CHICAGO (Reuters) - Insulin appears to shield the brain from toxic proteins associated with Alzheimer’s disease, U.S. researchers said on Monday, supporting a theory that Alzheimer’s may be a third form of diabetes.
And they said GlaxoSmithKline’s diabetes drug Avandia, or rosiglitazone, which increases sensitivity to insulin, appeared to enhance this protective effect.
“Our results demonstrate that bolstering insulin signaling can protect neurons from harm,” William Klein of Northwestern University, whose study appears in the Proceedings of the National Academy of Sciences, said in a statement.
Klein said the findings support a new idea that Alzheimer’s is a type of diabetes of the brain.
“In Type 1 diabetes, your pancreas isn’t making insulin. In Type 2 diabetes, your tissues are insensitive to insulin because of problems in the insulin receptor. Type 3 is where that insulin receptor problem is localized in the brain,” Klein said in a telephone interview.
In some people, this can occur with age, he said.
“As you get older, some individuals start to have less effective insulin signaling, including in the brain,” he said, making the brain more vulnerable to toxins that cause Alzheimer’s disease.
Large sticky plaques of amyloid beta protein are a hallmark of Alzheimer’s, which causes memory loss, confusion, the inability to care for oneself and eventually death.
Recent studies by Klein and others have suggested that short strands of the protein, known as amyloid beta-derived diffusible ligands or ADDLs, attack memory-forming brain cells, causing memory loss.

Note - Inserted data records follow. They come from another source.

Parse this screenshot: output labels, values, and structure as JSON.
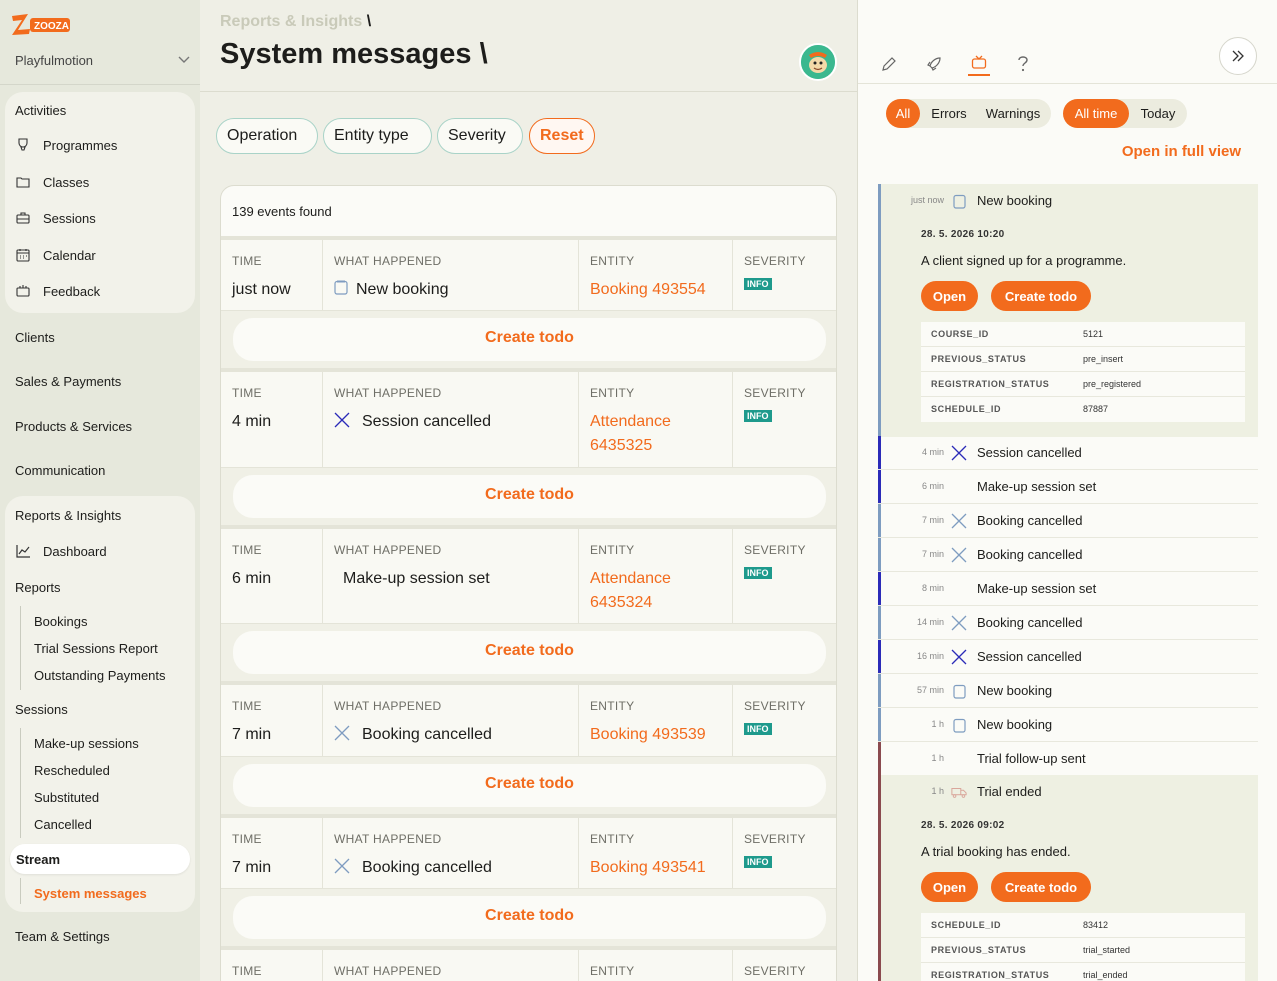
{
  "sidebar": {
    "logo_text": "ZOOZA",
    "org_name": "Playfulmotion",
    "activities": {
      "title": "Activities",
      "items": [
        {
          "label": "Programmes",
          "icon": "trophy-icon"
        },
        {
          "label": "Classes",
          "icon": "folder-icon"
        },
        {
          "label": "Sessions",
          "icon": "briefcase-icon"
        },
        {
          "label": "Calendar",
          "icon": "calendar-icon"
        },
        {
          "label": "Feedback",
          "icon": "feedback-icon"
        }
      ]
    },
    "clients": "Clients",
    "sales": "Sales & Payments",
    "products": "Products & Services",
    "communication": "Communication",
    "reports": {
      "title": "Reports & Insights",
      "dashboard": "Dashboard",
      "reports_title": "Reports",
      "report_items": [
        "Bookings",
        "Trial Sessions Report",
        "Outstanding Payments"
      ],
      "sessions_title": "Sessions",
      "session_items": [
        "Make-up sessions",
        "Rescheduled",
        "Substituted",
        "Cancelled"
      ],
      "stream_title": "Stream",
      "stream_item": "System messages"
    },
    "team": "Team & Settings"
  },
  "main": {
    "breadcrumb": "Reports & Insights",
    "breadcrumb_sep": "\\",
    "title": "System messages",
    "title_sep": "\\",
    "filters": {
      "operation": "Operation",
      "entity_type": "Entity type",
      "severity": "Severity",
      "reset": "Reset"
    },
    "events_count": "139 events found",
    "headers": {
      "time": "TIME",
      "what": "WHAT HAPPENED",
      "entity": "ENTITY",
      "severity": "SEVERITY"
    },
    "create_todo": "Create todo",
    "events": [
      {
        "time": "just now",
        "what": "New booking",
        "icon": "booking-icon",
        "entity": "Booking 493554",
        "severity": "INFO"
      },
      {
        "time": "4 min",
        "what": "Session cancelled",
        "icon": "cross-icon",
        "entity": "Attendance 6435325",
        "severity": "INFO"
      },
      {
        "time": "6 min",
        "what": "Make-up session set",
        "icon": "",
        "entity": "Attendance 6435324",
        "severity": "INFO"
      },
      {
        "time": "7 min",
        "what": "Booking cancelled",
        "icon": "cross-icon",
        "entity": "Booking 493539",
        "severity": "INFO"
      },
      {
        "time": "7 min",
        "what": "Booking cancelled",
        "icon": "cross-icon",
        "entity": "Booking 493541",
        "severity": "INFO"
      }
    ]
  },
  "panel": {
    "tabs": [
      "pencil-icon",
      "rocket-icon",
      "tv-icon",
      "question-icon"
    ],
    "filters": {
      "all": "All",
      "errors": "Errors",
      "warnings": "Warnings",
      "all_time": "All time",
      "today": "Today"
    },
    "open_full_view": "Open in full view",
    "stream": [
      {
        "time": "just now",
        "label": "New booking",
        "color": "#7e9cc0"
      },
      {
        "time": "4 min",
        "label": "Session cancelled",
        "color": "#2b2bb8"
      },
      {
        "time": "6 min",
        "label": "Make-up session set",
        "color": "#2b2bb8"
      },
      {
        "time": "7 min",
        "label": "Booking cancelled",
        "color": "#7e9cc0"
      },
      {
        "time": "7 min",
        "label": "Booking cancelled",
        "color": "#7e9cc0"
      },
      {
        "time": "8 min",
        "label": "Make-up session set",
        "color": "#2b2bb8"
      },
      {
        "time": "14 min",
        "label": "Booking cancelled",
        "color": "#7e9cc0"
      },
      {
        "time": "16 min",
        "label": "Session cancelled",
        "color": "#2b2bb8"
      },
      {
        "time": "57 min",
        "label": "New booking",
        "color": "#7e9cc0"
      },
      {
        "time": "1 h",
        "label": "New booking",
        "color": "#7e9cc0"
      },
      {
        "time": "1 h",
        "label": "Trial follow-up sent",
        "color": "#8a4a4f"
      },
      {
        "time": "1 h",
        "label": "Trial ended",
        "color": "#8a4a4f"
      }
    ],
    "expanded1": {
      "date": "28. 5. 2026 10:20",
      "desc": "A client signed up for a programme.",
      "open": "Open",
      "todo": "Create todo",
      "fields": [
        {
          "k": "COURSE_ID",
          "v": "5121"
        },
        {
          "k": "PREVIOUS_STATUS",
          "v": "pre_insert"
        },
        {
          "k": "REGISTRATION_STATUS",
          "v": "pre_registered"
        },
        {
          "k": "SCHEDULE_ID",
          "v": "87887"
        }
      ]
    },
    "expanded2": {
      "date": "28. 5. 2026 09:02",
      "desc": "A trial booking has ended.",
      "open": "Open",
      "todo": "Create todo",
      "fields": [
        {
          "k": "SCHEDULE_ID",
          "v": "83412"
        },
        {
          "k": "PREVIOUS_STATUS",
          "v": "trial_started"
        },
        {
          "k": "REGISTRATION_STATUS",
          "v": "trial_ended"
        }
      ]
    }
  },
  "colors": {
    "accent": "#f26b1d",
    "info_badge": "#1e9a8c",
    "sidebar_bg": "#e6e8dc"
  }
}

Klein and colleagues treated rat nerve cells with insulin. “It blocked all of the effects of ADDLs,” Klein said.
The effect was amplified when they added the drug rosiglitazone, which increases insulin sensitivity.
Several studies have found that diabetics have a higher risk of getting Alzheimer’s than the general population.

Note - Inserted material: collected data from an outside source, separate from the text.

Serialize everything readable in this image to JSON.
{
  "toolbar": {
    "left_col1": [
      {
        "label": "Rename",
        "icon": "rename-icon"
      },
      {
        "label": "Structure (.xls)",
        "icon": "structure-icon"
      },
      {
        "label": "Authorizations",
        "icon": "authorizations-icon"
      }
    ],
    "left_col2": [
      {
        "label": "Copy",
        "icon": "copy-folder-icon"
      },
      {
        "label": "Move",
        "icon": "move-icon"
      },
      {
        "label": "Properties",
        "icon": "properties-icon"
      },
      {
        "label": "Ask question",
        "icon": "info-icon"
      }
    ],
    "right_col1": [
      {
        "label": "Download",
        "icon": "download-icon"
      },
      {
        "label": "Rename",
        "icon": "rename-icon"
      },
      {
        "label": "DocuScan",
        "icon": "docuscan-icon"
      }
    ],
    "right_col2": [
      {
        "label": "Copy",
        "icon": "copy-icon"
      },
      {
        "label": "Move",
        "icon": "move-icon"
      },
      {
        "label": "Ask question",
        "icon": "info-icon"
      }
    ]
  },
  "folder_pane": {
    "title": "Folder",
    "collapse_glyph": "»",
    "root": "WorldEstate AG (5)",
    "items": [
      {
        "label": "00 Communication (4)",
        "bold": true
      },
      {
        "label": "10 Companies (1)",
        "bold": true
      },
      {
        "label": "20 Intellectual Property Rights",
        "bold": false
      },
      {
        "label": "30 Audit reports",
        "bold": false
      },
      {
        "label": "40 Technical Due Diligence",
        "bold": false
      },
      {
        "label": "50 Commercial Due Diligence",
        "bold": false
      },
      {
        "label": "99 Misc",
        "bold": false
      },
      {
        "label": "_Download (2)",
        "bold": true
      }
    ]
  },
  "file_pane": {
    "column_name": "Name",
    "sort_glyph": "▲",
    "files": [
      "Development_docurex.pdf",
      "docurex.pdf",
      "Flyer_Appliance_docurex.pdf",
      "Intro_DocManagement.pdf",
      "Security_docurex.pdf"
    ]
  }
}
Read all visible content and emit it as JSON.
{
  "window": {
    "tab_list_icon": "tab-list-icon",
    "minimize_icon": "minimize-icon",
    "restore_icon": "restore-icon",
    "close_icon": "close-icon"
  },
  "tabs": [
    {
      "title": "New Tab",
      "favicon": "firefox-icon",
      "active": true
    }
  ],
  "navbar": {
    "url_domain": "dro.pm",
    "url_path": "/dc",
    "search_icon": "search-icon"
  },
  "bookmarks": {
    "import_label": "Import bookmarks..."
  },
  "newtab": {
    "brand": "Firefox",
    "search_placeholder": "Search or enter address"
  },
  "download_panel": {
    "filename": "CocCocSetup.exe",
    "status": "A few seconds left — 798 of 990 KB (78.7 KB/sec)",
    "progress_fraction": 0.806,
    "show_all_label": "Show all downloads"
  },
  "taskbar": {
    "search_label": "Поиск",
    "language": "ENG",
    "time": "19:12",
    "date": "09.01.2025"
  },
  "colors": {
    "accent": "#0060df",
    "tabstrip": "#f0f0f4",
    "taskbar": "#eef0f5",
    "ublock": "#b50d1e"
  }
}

Last July, researchers at Mount Sinai Medical Center in New York reported that diabetics who take insulin plus a diabetes pill have a lower risk of developing Alzheimer’s than diabetics who only take insulin.
That study included a range of anti-diabetic medications, including an older pill known as a sulfonylurea.
Klein said the findings suggest that measures to protect people from diabetes — including a healthy diet and exercise — are also important for avoiding Alzheimer’s disease.
In a separate study of more than 6,500 people, U.S. researchers found that having more education does little to slow progression of Alzheimer’s disease once people show signs of becoming forgetful.
“While education is associated with the memory’s ability to function at a higher level, we found no link between higher education and how fast the memory loses that ability,” said Robert Wilson of Rush University Medical Center in Chicago, whose study appears in the journal Neurology.
Alzheimer’s affects 5.2 million people in the United States and 26 million globally, according to the Alzheimer’s Association.